The US EPA has over the past few years placed a major focus on Clean Air Act regulations.  Some of the new rules proposed carry an extraordinarily high cost burden.  Although these regulations impact  manufacturing facilities operated by Council member companies, the majority of the burden is or will be on the electric generating facilities supplying power to member companies, their suppliers and their customers.  The greatest burden to manufacturers is the increased cost of electricity to power their facilities. 

Examples of the regulations being tracked include the following:

  • The “Boiler MACT”.  This rule would curb emissions from industrial boilers and process heaters.  The rule was finalized in May of 2011 but was struck down by the courts in 2012.  The EPA is now revising the rule, which as originally proposed was estimated to cost over $14 billion in capital expenditures.

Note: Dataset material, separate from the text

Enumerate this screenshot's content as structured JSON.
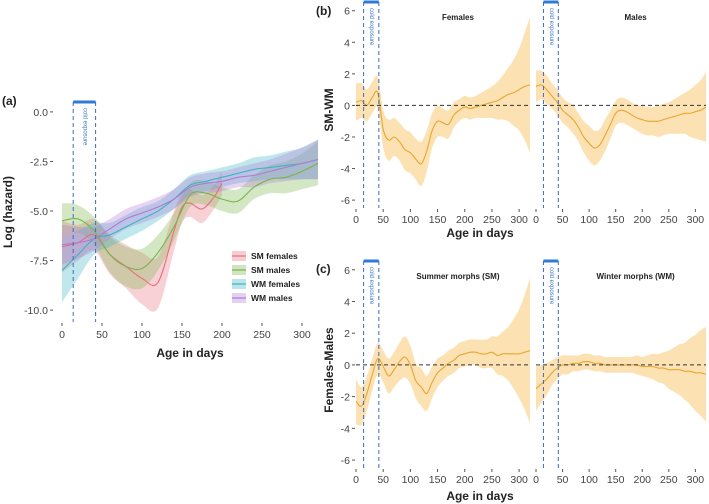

  • The “Cross-State Air Pollution Rule,” or CSAPR, is intended to address emissions of sulfur dioxide and nitrogen oxides from fossil fuel power plants in the eastern US.  The rule was finalized in July 2011 but was vacated by the courts in August 2012.  It is projected to cost the power industry, and its customers, $1.4 billion.
  • “Utility MACT,” or the Mercury and Air Toxics Standards.  This rule, finalized in December 2011 and aimed primarily at coal-fired power plants, would restrict emissions of mercury, non-mercury toxic metals, and acid gases.  It is widely expected that coal-fired plants will not be able to meet the rule, forcing many to shut down.  The cost estimate is $9.6 billion.  The rule is currently under court challenge.

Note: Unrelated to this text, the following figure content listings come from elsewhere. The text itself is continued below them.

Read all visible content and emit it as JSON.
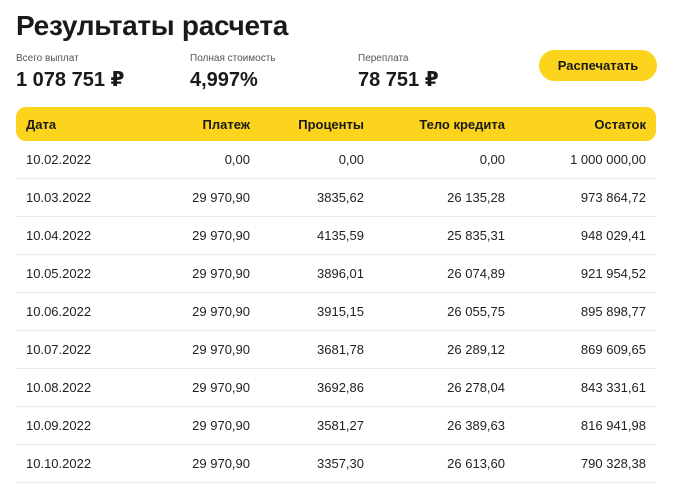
{
  "page": {
    "title": "Результаты расчета"
  },
  "summary": [
    {
      "label": "Всего выплат",
      "value": "1 078 751 ₽"
    },
    {
      "label": "Полная стоимость",
      "value": "4,997%"
    },
    {
      "label": "Переплата",
      "value": "78 751 ₽"
    }
  ],
  "actions": {
    "print_label": "Распечатать"
  },
  "table": {
    "headers": [
      "Дата",
      "Платеж",
      "Проценты",
      "Тело кредита",
      "Остаток"
    ],
    "rows": [
      [
        "10.02.2022",
        "0,00",
        "0,00",
        "0,00",
        "1 000 000,00"
      ],
      [
        "10.03.2022",
        "29 970,90",
        "3835,62",
        "26 135,28",
        "973 864,72"
      ],
      [
        "10.04.2022",
        "29 970,90",
        "4135,59",
        "25 835,31",
        "948 029,41"
      ],
      [
        "10.05.2022",
        "29 970,90",
        "3896,01",
        "26 074,89",
        "921 954,52"
      ],
      [
        "10.06.2022",
        "29 970,90",
        "3915,15",
        "26 055,75",
        "895 898,77"
      ],
      [
        "10.07.2022",
        "29 970,90",
        "3681,78",
        "26 289,12",
        "869 609,65"
      ],
      [
        "10.08.2022",
        "29 970,90",
        "3692,86",
        "26 278,04",
        "843 331,61"
      ],
      [
        "10.09.2022",
        "29 970,90",
        "3581,27",
        "26 389,63",
        "816 941,98"
      ],
      [
        "10.10.2022",
        "29 970,90",
        "3357,30",
        "26 613,60",
        "790 328,38"
      ]
    ]
  },
  "colors": {
    "accent": "#fcd31d",
    "text": "#1a1a1a",
    "divider": "#ececec"
  }
}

  • “Ozone NAAQS.”  The EPA proposed lowering the Ozone National Ambient Air Quality Standard (NAAQS) in 2010, but the proposed rule was withdrawn due to concerns over its impact on the frail economy.  It is now expected that the EPA will issue a revised Ozone NAAQS in 2013, to be finalized in 2014.  The rule is estimated to cost $90 billion if the agency decides to lower the standard to 0.06 ppm.

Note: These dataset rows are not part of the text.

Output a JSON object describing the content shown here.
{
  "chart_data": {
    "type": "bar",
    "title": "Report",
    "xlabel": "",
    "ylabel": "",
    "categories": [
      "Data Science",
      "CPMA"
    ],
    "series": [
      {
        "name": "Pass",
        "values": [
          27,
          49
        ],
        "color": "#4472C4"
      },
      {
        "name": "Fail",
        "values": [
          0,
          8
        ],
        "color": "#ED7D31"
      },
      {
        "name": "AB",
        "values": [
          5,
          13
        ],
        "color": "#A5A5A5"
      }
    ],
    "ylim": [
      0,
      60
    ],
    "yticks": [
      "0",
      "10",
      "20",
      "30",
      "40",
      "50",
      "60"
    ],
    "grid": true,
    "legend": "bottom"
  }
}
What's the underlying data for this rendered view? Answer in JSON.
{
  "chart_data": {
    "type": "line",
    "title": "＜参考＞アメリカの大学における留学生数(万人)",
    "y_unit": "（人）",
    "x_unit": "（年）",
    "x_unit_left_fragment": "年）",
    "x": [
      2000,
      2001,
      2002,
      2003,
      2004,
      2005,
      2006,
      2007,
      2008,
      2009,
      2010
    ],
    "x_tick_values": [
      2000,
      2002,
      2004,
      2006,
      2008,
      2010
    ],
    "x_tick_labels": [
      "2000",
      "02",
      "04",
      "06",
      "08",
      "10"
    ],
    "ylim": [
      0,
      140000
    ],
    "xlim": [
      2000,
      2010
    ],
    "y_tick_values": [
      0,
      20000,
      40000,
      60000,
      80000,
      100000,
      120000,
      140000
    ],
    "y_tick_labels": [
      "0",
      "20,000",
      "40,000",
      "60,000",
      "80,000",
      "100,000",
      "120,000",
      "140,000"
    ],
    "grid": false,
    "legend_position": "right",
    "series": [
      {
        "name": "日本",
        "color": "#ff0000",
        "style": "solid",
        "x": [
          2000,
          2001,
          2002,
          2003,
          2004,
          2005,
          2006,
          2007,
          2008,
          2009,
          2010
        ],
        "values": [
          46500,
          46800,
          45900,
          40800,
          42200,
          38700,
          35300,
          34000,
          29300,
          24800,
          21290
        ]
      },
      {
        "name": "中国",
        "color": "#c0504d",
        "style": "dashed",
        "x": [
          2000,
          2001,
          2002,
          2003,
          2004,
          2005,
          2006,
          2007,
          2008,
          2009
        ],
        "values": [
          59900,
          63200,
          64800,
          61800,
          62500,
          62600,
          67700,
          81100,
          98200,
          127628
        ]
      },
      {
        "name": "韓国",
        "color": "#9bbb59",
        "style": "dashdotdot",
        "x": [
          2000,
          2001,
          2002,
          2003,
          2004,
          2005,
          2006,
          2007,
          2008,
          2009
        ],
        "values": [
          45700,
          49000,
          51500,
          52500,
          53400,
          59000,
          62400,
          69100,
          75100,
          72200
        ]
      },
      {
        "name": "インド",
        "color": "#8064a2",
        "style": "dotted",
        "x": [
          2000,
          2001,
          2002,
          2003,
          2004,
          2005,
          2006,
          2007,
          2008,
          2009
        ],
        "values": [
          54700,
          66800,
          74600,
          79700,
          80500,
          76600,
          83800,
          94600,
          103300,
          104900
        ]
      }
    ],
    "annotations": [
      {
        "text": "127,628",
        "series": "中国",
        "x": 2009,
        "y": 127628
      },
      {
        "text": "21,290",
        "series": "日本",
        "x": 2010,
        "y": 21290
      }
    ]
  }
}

  • “PM2.5 NAAQS.”  In June 2012, the EPA proposed revising the annual primary fine particulate standard to 12-13 ug/m3 from the current 15.  The agency believes that meeting other new regulations will result in most states meeting the new PM2.5 standard without additional major expenditures by the regulated community.  Therefore, they estimate the cost to be only $69 million.